Read more in Triton Inference server documentation

Parameters:

  • max_batch_size (int, default: 4 ) –

    The maximal batch size that would be handled by model.

  • batching (bool, default: True ) –

    Flag to enable/disable batching for model.

  • batcher (Union[DynamicBatcher, SequenceBatcher], default: dataclasses.field(default_factory=DynamicBatcher) ) –

    Configuration of Dynamic Batching for the model.

  • instance_groups (List[InstanceGroup], default: dataclasses.field(default_factory=lambda : []) ) –

    Instance groups configuration for multiple instances of the model

  • parameters (Dict[str, str], default: dataclasses.field(default_factory=lambda : {}) ) –

    Custom parameters for model or backend

  • response_cache (bool, default: False ) –

    Flag to enable/disable response cache for the model

  • warmup (Dict[str, ModelWarmup], default: dataclasses.field(default_factory=lambda : {}) ) –

    Warmup configuration for model

backend abstractmethod property

backend: Backend

Backend property that has to be overriden by specialized configs.

model_navigator.api.triton.ONNXModelConfig dataclass

Bases: BaseSpecializedModelConfig

Specialized model config for ONNX backend supported model.

Parameters:

  • platform (Optional[Platform], default: None ) –

    Override backend parameter with platform.

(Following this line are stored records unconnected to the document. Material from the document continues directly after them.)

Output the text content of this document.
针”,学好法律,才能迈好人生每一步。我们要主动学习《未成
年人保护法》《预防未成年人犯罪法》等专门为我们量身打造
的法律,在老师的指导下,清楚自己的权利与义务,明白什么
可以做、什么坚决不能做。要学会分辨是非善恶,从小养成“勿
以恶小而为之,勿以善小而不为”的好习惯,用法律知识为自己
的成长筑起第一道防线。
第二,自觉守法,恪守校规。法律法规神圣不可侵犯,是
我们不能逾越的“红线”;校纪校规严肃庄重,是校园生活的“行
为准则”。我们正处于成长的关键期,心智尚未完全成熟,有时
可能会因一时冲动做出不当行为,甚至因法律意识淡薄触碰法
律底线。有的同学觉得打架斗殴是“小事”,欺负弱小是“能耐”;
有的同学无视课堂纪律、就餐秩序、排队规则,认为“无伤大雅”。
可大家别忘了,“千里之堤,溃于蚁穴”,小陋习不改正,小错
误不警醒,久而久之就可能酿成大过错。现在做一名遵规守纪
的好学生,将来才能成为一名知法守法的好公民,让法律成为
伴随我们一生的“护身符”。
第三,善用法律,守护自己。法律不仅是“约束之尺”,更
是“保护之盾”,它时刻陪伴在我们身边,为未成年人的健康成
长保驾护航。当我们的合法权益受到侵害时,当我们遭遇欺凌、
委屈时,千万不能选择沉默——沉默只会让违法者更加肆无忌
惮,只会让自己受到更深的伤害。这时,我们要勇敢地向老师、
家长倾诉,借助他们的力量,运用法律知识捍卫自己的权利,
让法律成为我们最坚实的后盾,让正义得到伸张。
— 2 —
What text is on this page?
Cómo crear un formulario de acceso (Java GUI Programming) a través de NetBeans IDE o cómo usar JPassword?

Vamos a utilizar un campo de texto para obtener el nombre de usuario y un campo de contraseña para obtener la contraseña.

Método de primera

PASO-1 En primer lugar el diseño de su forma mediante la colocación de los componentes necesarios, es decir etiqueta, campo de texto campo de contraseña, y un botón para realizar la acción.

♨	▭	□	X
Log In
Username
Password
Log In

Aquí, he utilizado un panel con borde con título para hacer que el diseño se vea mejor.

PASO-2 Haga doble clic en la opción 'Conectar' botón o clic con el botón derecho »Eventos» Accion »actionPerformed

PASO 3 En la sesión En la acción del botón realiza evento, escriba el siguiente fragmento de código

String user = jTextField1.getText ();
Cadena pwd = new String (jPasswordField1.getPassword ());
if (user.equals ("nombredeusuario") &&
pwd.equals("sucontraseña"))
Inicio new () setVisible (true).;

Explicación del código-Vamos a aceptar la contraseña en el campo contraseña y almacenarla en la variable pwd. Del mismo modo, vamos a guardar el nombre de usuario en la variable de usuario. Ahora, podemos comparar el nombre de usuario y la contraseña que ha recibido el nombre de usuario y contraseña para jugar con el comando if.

Possible options: Platform.ONNXRuntimeONNX

  • optimization (Optional[ONNXOptimization], default: None ) –

    Possible optimization for ONNX models

backend property

backend: Backend

Define backend value for config.

model_navigator.api.triton.ONNXOptimization dataclass

ONNX possible optimizations.

Parameters:

model_navigator.api.triton.PythonModelConfig dataclass

Bases: BaseSpecializedModelConfig

Specialized model config for Python backend supported model.

Parameters:

backend property

backend: Backend

Define backend value for config.

model_navigator.api.triton.PyTorchModelConfig dataclass

Bases: BaseSpecializedModelConfig

Specialized model config for PyTorch backend supported model.

Parameters:

backend property

backend: Backend

Define backend value for config.

model_navigator.api.triton.TensorFlowModelConfig dataclass

Bases: BaseSpecializedModelConfig

Specialized model config for TensorFlow backend supported model.

Parameters:

  • platform (Optional[Platform], default: None ) –

    Override backend parameter with platform. Possible options: Platform.TensorFlowSavedModel, Platform.TensorFlowGraphDef

  • optimization (Optional[TensorFlowOptimization], default: None ) –

    Possible optimization for TensorFlow models

backend property

backend: Backend

Define backend value for config.

model_navigator.api.triton.TensorFlowOptimization dataclass

TensorFlow possible optimizations.

Parameters:

model_navigator.api.triton.TensorRTModelConfig dataclass

Bases: BaseSpecializedModelConfig

Specialized model config for TensorRT platform supported model.

Parameters:

  • platform (Optional[Platform], default: None ) –

    Override backend parameter with platform. Possible options: Platform.TensorRTPlan

  • optimization (Optional[TensorRTOptimization], default: None ) –

    Possible optimization for TensorRT models

backend property

backend: Backend

Define backend value for config.

model_navigator.api.triton.TensorRTOptimization dataclass

TensorRT possible optimizations.

Parameters:

  • cuda_graphs (bool, default: False ) –

    Use CUDA graphs API to capture model operations and execute them more efficiently.

  • gather_kernel_buffer_threshold (Optional[int], default: None ) –

    The backend may use a gather kernel to gather input data if the device has direct access to the source buffer and the destination buffer.

  • eager_batching (bool, default: False ) –

    Start preparing the next batch before the model instance is ready for the next inference.